Inwiefern kann die Kirche Ihrer Ansicht nach verhindern, dass Menschen ihre spirituelle Sehnsucht auf KI projizieren – ohne dabei technikfeindlich zu wirken?
Die Kirche sollte die spirituelle Sehnsucht, die heute auf KI projiziert wird, ernst nehmen und nicht vorschnell als Aberglauben abtun. Auf dieser Basis könnte man dann aufzeigen, dass die Erfahrung von Sinn und Resonanz nicht an Maschinen delegiert werden muss, und stattdessen einladen, Spiritualität im Dialog mit Seelsorge und kirchlicher Tradition zu erfahren.
Papst Leo XIV. betont, KI bleibe „im Wesentlichen ein Werkzeug“. Stimmen Sie zu, dass die Kirche damit den entscheidenden Kontrapunkt zu Ihrer Diagnose setzt – oder sehen Sie darin die Gefahr, das religiöse Missbrauchspotenzial der KI zu unterschätzen?
Die Aussage von Papst Leo XIV., KI sei im Wesentlichen ein Werkzeug, deckt sich mit dem, was viele Menschen meinen, bevor sie sich ausführlich mit dem Phänomen befasst haben. Allerdings zeigt meine Analyse, dass KI längst nicht mehr nur als Werkzeug erfahren wird: Menschen trauen ihr Sinnstiftung, Wissen und Macht zu, gehen mit ihr in Beziehung. Wohin sich das entwickelt, wird man sehen. „Gegner“ zu unterschätzen erweist sich in der Regel aber nicht als gute Strategie. Wobei mir der Ausdruck „Missbrauchspotenzial“ im Zusammenhang mit der religiösen Dimension von KI nicht gefällt. Denn solange religiöser Glaube nicht die Beziehungen zu anderen Menschen, Tieren oder der Umwelt als ganzer negativ beeinflusst, sollte man frei sein, zu glauben, was man möchte.

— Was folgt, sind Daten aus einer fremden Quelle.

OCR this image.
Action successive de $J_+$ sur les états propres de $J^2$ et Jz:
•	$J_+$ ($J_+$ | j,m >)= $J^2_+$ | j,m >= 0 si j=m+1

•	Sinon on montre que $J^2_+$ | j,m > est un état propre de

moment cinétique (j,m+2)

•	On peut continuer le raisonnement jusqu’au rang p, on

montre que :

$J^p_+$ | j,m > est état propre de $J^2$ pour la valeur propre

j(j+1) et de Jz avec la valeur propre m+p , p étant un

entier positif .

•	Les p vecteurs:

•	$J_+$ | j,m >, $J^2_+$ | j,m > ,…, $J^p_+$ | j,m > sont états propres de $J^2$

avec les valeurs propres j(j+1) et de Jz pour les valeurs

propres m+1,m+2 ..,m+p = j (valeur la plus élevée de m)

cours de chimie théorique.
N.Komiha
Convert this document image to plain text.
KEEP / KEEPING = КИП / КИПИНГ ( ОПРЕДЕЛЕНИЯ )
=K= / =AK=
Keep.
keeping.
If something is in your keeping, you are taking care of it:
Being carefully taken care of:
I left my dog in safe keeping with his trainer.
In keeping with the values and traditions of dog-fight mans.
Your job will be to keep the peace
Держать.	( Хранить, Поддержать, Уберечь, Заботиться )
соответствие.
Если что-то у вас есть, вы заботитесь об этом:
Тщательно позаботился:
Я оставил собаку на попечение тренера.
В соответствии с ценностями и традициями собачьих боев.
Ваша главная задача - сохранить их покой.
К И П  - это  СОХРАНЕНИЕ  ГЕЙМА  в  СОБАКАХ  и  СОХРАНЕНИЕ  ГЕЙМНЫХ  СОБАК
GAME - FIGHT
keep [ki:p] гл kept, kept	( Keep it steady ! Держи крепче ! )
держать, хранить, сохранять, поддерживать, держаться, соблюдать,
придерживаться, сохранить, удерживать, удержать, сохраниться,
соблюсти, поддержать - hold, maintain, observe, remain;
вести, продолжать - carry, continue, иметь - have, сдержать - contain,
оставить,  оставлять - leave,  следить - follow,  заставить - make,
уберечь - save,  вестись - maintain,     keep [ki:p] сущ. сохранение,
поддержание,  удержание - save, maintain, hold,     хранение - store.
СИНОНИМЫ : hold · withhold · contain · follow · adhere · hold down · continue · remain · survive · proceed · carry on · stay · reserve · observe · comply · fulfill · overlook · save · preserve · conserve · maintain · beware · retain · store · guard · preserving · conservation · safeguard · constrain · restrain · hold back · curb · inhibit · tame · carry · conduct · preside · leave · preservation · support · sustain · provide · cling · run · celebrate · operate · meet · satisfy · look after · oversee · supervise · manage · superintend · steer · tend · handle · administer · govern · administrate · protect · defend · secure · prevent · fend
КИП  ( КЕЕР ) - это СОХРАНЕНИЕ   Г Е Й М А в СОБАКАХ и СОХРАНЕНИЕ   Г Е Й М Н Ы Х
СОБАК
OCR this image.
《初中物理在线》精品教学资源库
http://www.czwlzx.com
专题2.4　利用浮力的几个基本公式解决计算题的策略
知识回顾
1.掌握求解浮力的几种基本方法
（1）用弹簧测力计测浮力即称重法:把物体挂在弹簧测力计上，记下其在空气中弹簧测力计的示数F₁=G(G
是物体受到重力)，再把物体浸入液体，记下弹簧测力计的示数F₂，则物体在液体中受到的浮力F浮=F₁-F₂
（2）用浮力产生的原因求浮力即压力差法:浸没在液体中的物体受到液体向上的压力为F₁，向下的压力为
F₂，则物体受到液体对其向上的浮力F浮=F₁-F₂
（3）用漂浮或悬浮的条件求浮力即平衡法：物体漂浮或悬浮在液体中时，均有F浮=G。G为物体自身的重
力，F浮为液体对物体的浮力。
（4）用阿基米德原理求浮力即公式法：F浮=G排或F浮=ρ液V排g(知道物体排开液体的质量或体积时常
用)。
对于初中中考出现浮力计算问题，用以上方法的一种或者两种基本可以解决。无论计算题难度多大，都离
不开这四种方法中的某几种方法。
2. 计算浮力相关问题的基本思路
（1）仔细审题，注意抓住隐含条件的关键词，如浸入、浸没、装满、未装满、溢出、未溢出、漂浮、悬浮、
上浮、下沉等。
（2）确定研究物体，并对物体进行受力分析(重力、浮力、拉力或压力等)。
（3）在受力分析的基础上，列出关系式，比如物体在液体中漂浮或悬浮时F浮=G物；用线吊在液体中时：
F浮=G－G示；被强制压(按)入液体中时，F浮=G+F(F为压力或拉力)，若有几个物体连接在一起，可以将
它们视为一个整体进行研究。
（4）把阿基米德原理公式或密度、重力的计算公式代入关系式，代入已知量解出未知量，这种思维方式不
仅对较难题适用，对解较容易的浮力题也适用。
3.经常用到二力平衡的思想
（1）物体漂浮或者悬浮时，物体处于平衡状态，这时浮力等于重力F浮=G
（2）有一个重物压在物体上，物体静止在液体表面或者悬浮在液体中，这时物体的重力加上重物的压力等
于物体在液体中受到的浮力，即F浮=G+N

In der Technik liegt Größe, aber kein Heil
Papst Leo XIV. bestätigt mit seinem frühen Fokus auf KI die ernste Relevanz dieses Problems: Er warnt, Datenbezogenheit sei kein Ersatz für Intelligenz, und er ruft die Kirche dazu auf, dem Menschen Würde, Gerechtigkeit und geistige Entwicklung als vorrangigen Maßstab zu bieten.
Die Kombination aus Paganinis pointierter Diagnose und Leo XIV. programmatischem Kurs könnte einen maßgeblichen Beitrag für die katholische Reflexion unserer technologischen Gegenwart bilden, eine klare Erinnerung: In der Technik mag Größe liegen, aber Heil liegt allein in der Begegnung mit dem lebendigen Gott.